The devices will move traffic along without having to have police officers or Hawaii Army National Guard soldiers on both ends of the one-lane road to wave traffic through, said Haraga.
“We want the police to do what they have to do,” said Haraga.
He pointed out that members of DOT crews are continuing to clean up bridges, culverts and streams on the North Shore.
During a press conference yesterday afternoon at the state Emergency Operating Center in Diamond Head Crater on O’ahu, Maj. Gen. Robert Lee, state adjutant general and director of the state Civil Defense Agency, said about 112 people filled out applications for financial aid to repair damage done in the aftermath of heavy rains on the island.
He also said National Weather Service forecasters indicated that there is a potential for a break in the weather around Tuesday.
Peter Young, chairman of the state Board of Land and Natural Resources, pointed out that the island’s dam-inspection report that was expected to be finished by Friday now has an anticipated completion date of the middle or end of this week.
He noted that the 54 dams on the island were inspected by DLNR engineers and U.S. Army Corps of Engineers staff engineers.
After the inspections are done on Kaua’i, Young said that members of inspection teams will be going to Maui and the Big Island, then on to O’ahu.
Sandra Kunimoto, chairwoman of the state Board of Agriculture, estimated that about 50 applications were taken from people who went to neighborhood centers to apply for financial aid.

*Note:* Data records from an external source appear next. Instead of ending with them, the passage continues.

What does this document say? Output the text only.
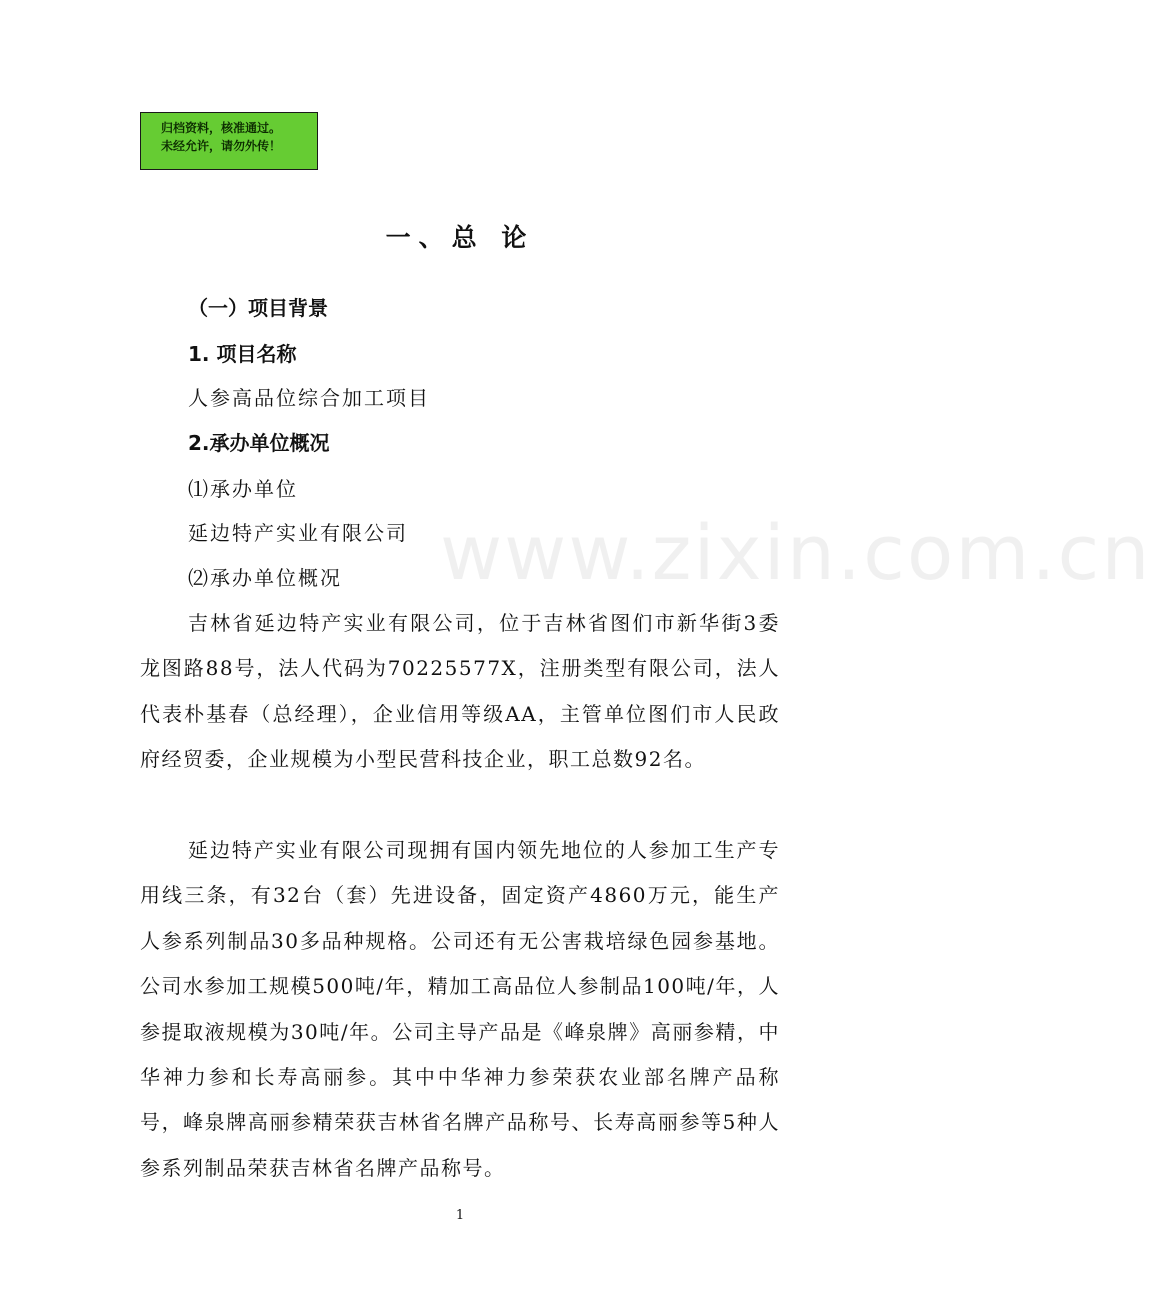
归档资料，核准通过。
未经允许，请勿外传！
www.zixin.com.cn
一、总 论
（一）项目背景
1. 项目名称
人参高品位综合加工项目
2.承办单位概况
⑴承办单位
延边特产实业有限公司
⑵承办单位概况

吉林省延边特产实业有限公司，位于吉林省图们市新华街3委龙图路88号，法人代码为70225577X，注册类型有限公司，法人代表朴基春（总经理），企业信用等级AA，主管单位图们市人民政府经贸委，企业规模为小型民营科技企业，职工总数92名。

延边特产实业有限公司现拥有国内领先地位的人参加工生产专用线三条，有32台（套）先进设备，固定资产4860万元，能生产人参系列制品30多品种规格。公司还有无公害栽培绿色园参基地。公司水参加工规模500吨/年，精加工高品位人参制品100吨/年，人参提取液规模为30吨/年。公司主导产品是《峰泉牌》高丽参精，中华神力参和长寿高丽参。其中中华神力参荣获农业部名牌产品称号，峰泉牌高丽参精荣获吉林省名牌产品称号、长寿高丽参等5种人参系列制品荣获吉林省名牌产品称号。

1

Kaua’i farmers sought help at Disaster Assistance and Recovery Centers that were set up Friday at the Kilauea Neighborhood Center, and Saturday at the Kalaheo Neighborhood Center.
Kunimoto pointed out that yields for different types of crops may decline as time goes on.
Right now, green, leafy produce is being affected, but damage to taro may show up many months later, she said.
Kunimoto also pointed out that a lot of farmers are not aware of how much damage the heavy rains did to their crops.
On Friday, Gov. Linda Lingle sent a request to U.S. Secretary of Agriculture Mike Johanns to declare Kaua’i County and the City & County of Honolulu disaster areas due to crop damage that has occurred between Feb. 20 and Sunday.
A disaster declaration by Johanns would make farmers eligible for federal, low-interest loans.
The request was made based on preliminary data that has been collected by state and federal agriculture officials that meet the criteria of at least 30 percent crop losses on each island.